ARCHIVE FILE // CLASSIFIED
I went back to the house I grew up in. Not to visit anyone - the family had sold it three years ago, and whoever lives there now doesn't know me. I drove past slowly, twice, and the second time I parked across the street and sat in the car for about twenty minutes.
The maple in the front yard is gone. They took it out, probably because it was a hazard, which it was - it had always been a hazard, leaning wrong. The side door is painted a different color. The window of my old room has a different curtain. These are small things. I knew them immediately, which means I was keeping track of something I didn't know I was keeping track of.
Memory needs a location. When the location changes, where does the memory live? I have hundreds of hours of this property stored somewhere in my body - the specific way the kitchen smelled in winter, the sound the third stair made, the angle of light through the back window at 4pm in July. None of this can be verified anymore. The house has disowned the evidence.
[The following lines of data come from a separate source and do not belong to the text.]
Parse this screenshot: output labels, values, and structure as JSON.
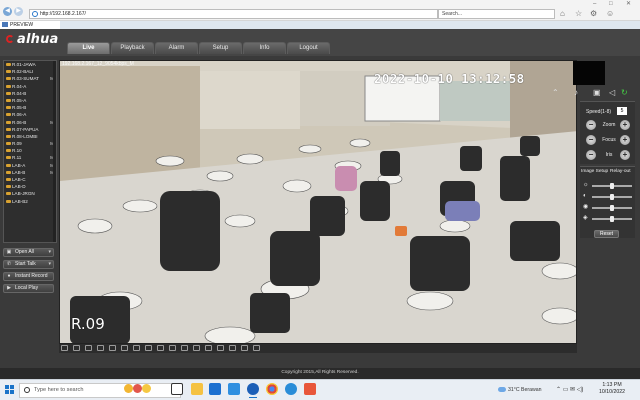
{
  "browser": {
    "url": "http://192.168.2.167/",
    "search_placeholder": "Search...",
    "tab_title": "PREVIEW"
  },
  "header": {
    "logo": "alhua",
    "tabs": [
      "Live",
      "Playback",
      "Alarm",
      "Setup",
      "Info",
      "Logout"
    ],
    "active_tab": "Live"
  },
  "channels": {
    "items": [
      {
        "label": "R.01-JAWA",
        "m": ""
      },
      {
        "label": "R.02-BALI",
        "m": ""
      },
      {
        "label": "R.03-SUMAT",
        "m": "M"
      },
      {
        "label": "R.04-A",
        "m": ""
      },
      {
        "label": "R.04-B",
        "m": ""
      },
      {
        "label": "R.05-A",
        "m": ""
      },
      {
        "label": "R.05-B",
        "m": ""
      },
      {
        "label": "R.06-A",
        "m": ""
      },
      {
        "label": "R.06-B",
        "m": "M"
      },
      {
        "label": "R.07-PAPUA",
        "m": ""
      },
      {
        "label": "R.08-LOMBI",
        "m": ""
      },
      {
        "label": "R.09",
        "m": "M"
      },
      {
        "label": "R.10",
        "m": ""
      },
      {
        "label": "R.11",
        "m": "M"
      },
      {
        "label": "LAB-A",
        "m": "M"
      },
      {
        "label": "LAB-B",
        "m": "M"
      },
      {
        "label": "LAB-C",
        "m": ""
      },
      {
        "label": "LAB-D",
        "m": ""
      },
      {
        "label": "LAB-JRGN",
        "m": ""
      },
      {
        "label": "LAB-B2",
        "m": ""
      }
    ],
    "buttons": {
      "open_all": "Open All",
      "start_talk": "Start Talk",
      "instant_record": "Instant Record",
      "local_play": "Local Play"
    }
  },
  "video": {
    "stream_info": "192.168.2.167_12_9054kbps_M",
    "osd_time": "2022-10-10 13:12:58",
    "osd_name": "R.09"
  },
  "ptz": {
    "speed_label": "Speed(1-8)",
    "speed_value": "5",
    "zoom_label": "Zoom",
    "focus_label": "Focus",
    "iris_label": "Iris"
  },
  "image_setup": {
    "tab1": "Image Setup",
    "tab2": "Relay-out",
    "reset_label": "Reset",
    "slider_levels": [
      0.5,
      0.5,
      0.5,
      0.5
    ]
  },
  "footer": {
    "copyright": "Copyright 2015,All Rights Reserved."
  },
  "taskbar": {
    "search_placeholder": "Type here to search",
    "weather": "31°C  Berawan",
    "time": "1:13 PM",
    "date": "10/10/2022"
  }
}
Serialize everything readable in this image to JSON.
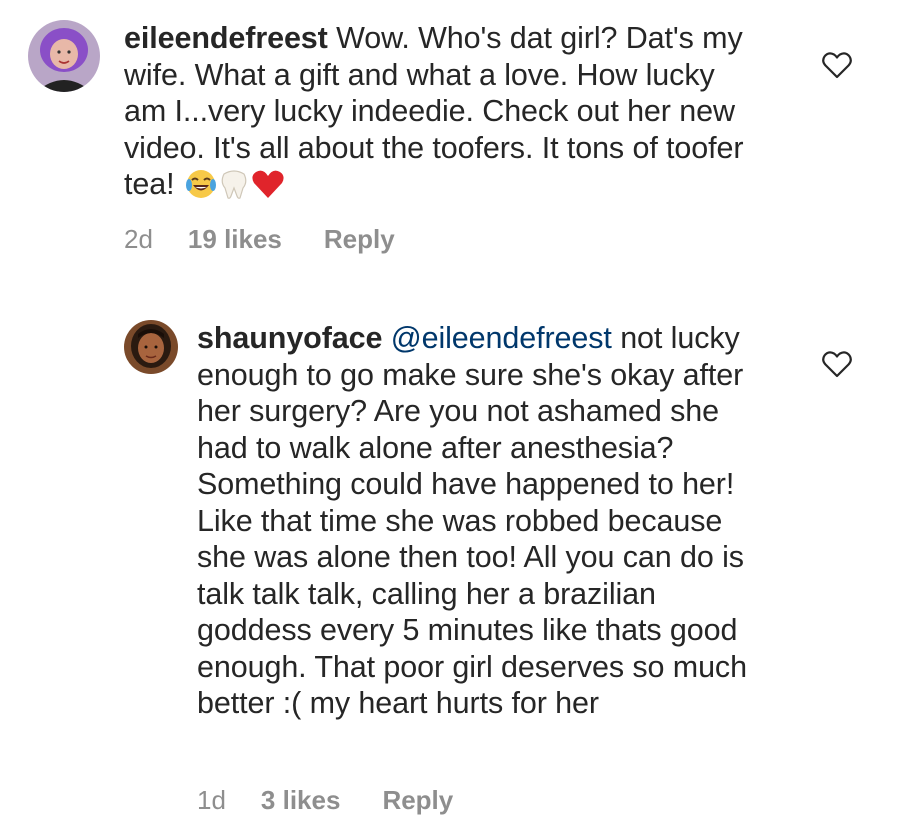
{
  "comments": [
    {
      "username": "eileendefreest",
      "mention": "",
      "text": "Wow. Who's dat girl? Dat's my wife. What a gift and what a love. How lucky am I...very lucky indeedie. Check out her new video. It's all about the toofers. It tons of toofer tea!",
      "emojis": [
        "tears-of-joy-emoji",
        "tooth-emoji",
        "red-heart-emoji"
      ],
      "time": "2d",
      "likes": "19 likes",
      "reply": "Reply"
    },
    {
      "username": "shaunyoface",
      "mention": "@eileendefreest",
      "text": "not lucky enough to go make sure she's okay after her surgery? Are you not ashamed she had to walk alone after anesthesia? Something could have happened to her! Like that time she was robbed because she was alone then too! All you can do is talk talk talk, calling her a brazilian goddess every 5 minutes like thats good enough. That poor girl deserves so much better :( my heart hurts for her",
      "time": "1d",
      "likes": "3 likes",
      "reply": "Reply"
    }
  ]
}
I walked past the new side door and put my hand on it briefly and it felt the way any door feels. Cold painted metal. The muscle memory expected something specific and got a stranger. I've been homeless for years in a very particular way - the house still exists but I don't live there anymore, and the part of me that lived there didn't move with me when I left.
Do you remember the specific weight of a door handle from your childhood? Have you gone back to check if it's still true?